Foram tantas as emoções verdadeiras nesses encontros
improváveis! Garanto que passei a amar muito mais minha cidade e esse município
tão importante para a história maranhense! Só se ama o que se conhece, dizia o
filósofo!
Chego hoje a trinta e seis crônicas, ainda muito longe do
conterrâneo jornalista Zuzu Coelho Nahuz, nosso cronista maior que, nos
diversos jornais onde foi redator, sempre encontrava um cantinho para escrever
suas crônicas sobre personagens, eventos e fatos acontecidos em nossa cidade.
Foram mais de oitenta crônicas produzidas e que brevemente serão publicadas num
esforço conjunto da AICLA e da Academia Maranhense de Letras -AML.

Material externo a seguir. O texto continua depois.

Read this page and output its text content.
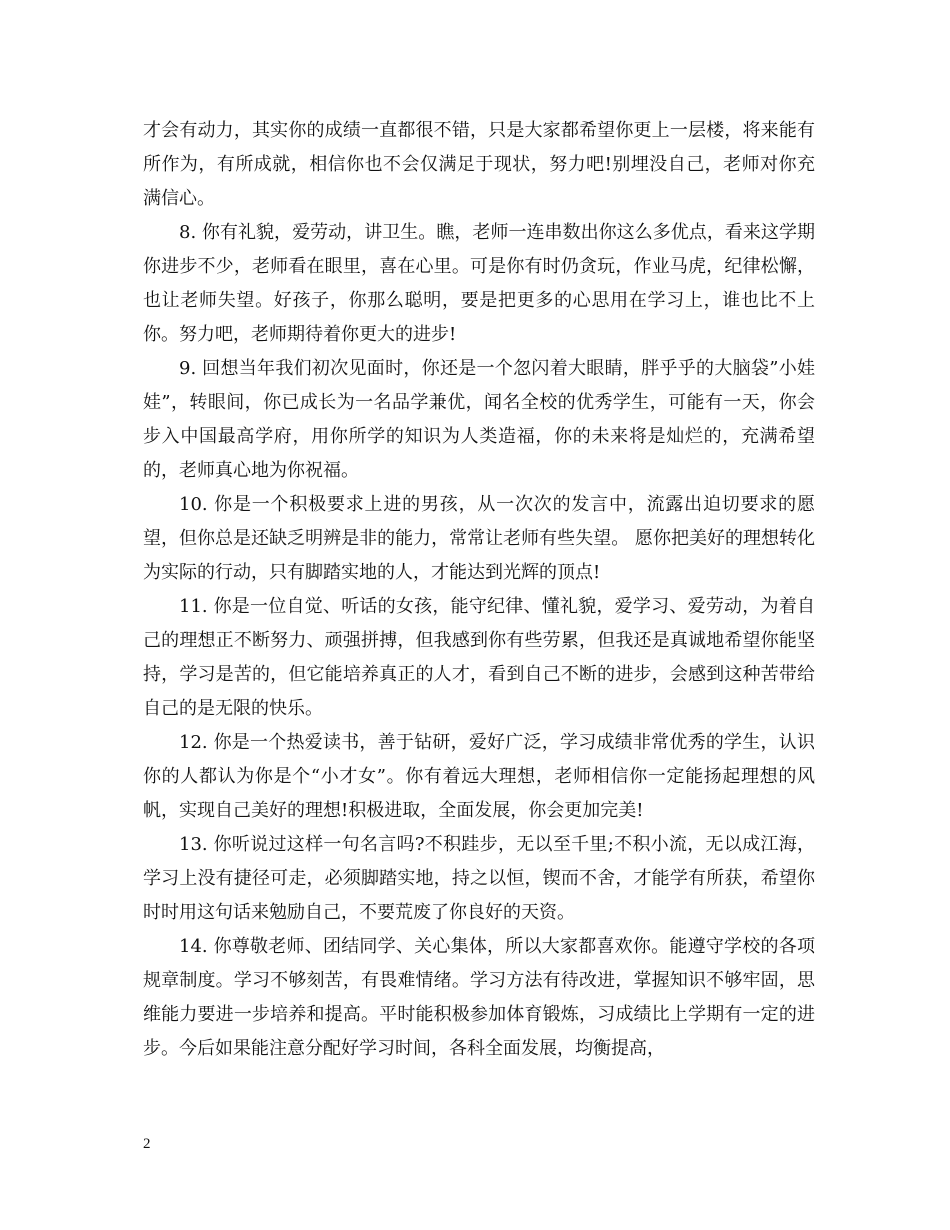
才会有动力，其实你的成绩一直都很不错，只是大家都希望你更上一层楼，将来能有所作为，有所成就，相信你也不会仅满足于现状，努力吧!别埋没自己，老师对你充满信心。

8. 你有礼貌，爱劳动，讲卫生。瞧，老师一连串数出你这么多优点，看来这学期你进步不少，老师看在眼里，喜在心里。可是你有时仍贪玩，作业马虎，纪律松懈，也让老师失望。好孩子，你那么聪明，要是把更多的心思用在学习上，谁也比不上你。努力吧，老师期待着你更大的进步!

9. 回想当年我们初次见面时，你还是一个忽闪着大眼睛，胖乎乎的大脑袋”小娃娃”，转眼间，你已成长为一名品学兼优，闻名全校的优秀学生，可能有一天，你会步入中国最高学府，用你所学的知识为人类造福，你的未来将是灿烂的，充满希望的，老师真心地为你祝福。

10. 你是一个积极要求上进的男孩，从一次次的发言中，流露出迫切要求的愿望，但你总是还缺乏明辨是非的能力，常常让老师有些失望。 愿你把美好的理想转化为实际的行动，只有脚踏实地的人，才能达到光辉的顶点!

11. 你是一位自觉、听话的女孩，能守纪律、懂礼貌，爱学习、爱劳动，为着自己的理想正不断努力、顽强拼搏，但我感到你有些劳累，但我还是真诚地希望你能坚持，学习是苦的，但它能培养真正的人才，看到自己不断的进步，会感到这种苦带给自己的是无限的快乐。

12. 你是一个热爱读书，善于钻研，爱好广泛，学习成绩非常优秀的学生，认识你的人都认为你是个“小才女”。你有着远大理想，老师相信你一定能扬起理想的风帆，实现自己美好的理想!积极进取，全面发展，你会更加完美!

13. 你听说过这样一句名言吗?不积跬步，无以至千里;不积小流，无以成江海，学习上没有捷径可走，必须脚踏实地，持之以恒，锲而不舍，才能学有所获，希望你时时用这句话来勉励自己，不要荒废了你良好的天资。

14. 你尊敬老师、团结同学、关心集体，所以大家都喜欢你。能遵守学校的各项规章制度。学习不够刻苦，有畏难情绪。学习方法有待改进，掌握知识不够牢固，思维能力要进一步培养和提高。平时能积极参加体育锻炼，习成绩比上学期有一定的进步。今后如果能注意分配好学习时间，各科全面发展，均衡提高，

2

Animado pela repercussão e respostas que tenho obtido das
postagens no Facebook, pelas manifestações dos leitores do Jornal de Itapecuru,
transmitidas a mim pelo amigo Gonçalo Amador Nonato e, ainda, pelo incentivo
dos confrades da AICLA, mesmo com a dificuldade de não viver o cotidiano da
cidade e poder explorá-lo nas crônicas, vou continuar e, quem sabe, chegar mais
perto da proeza de Zuzu Hahuz.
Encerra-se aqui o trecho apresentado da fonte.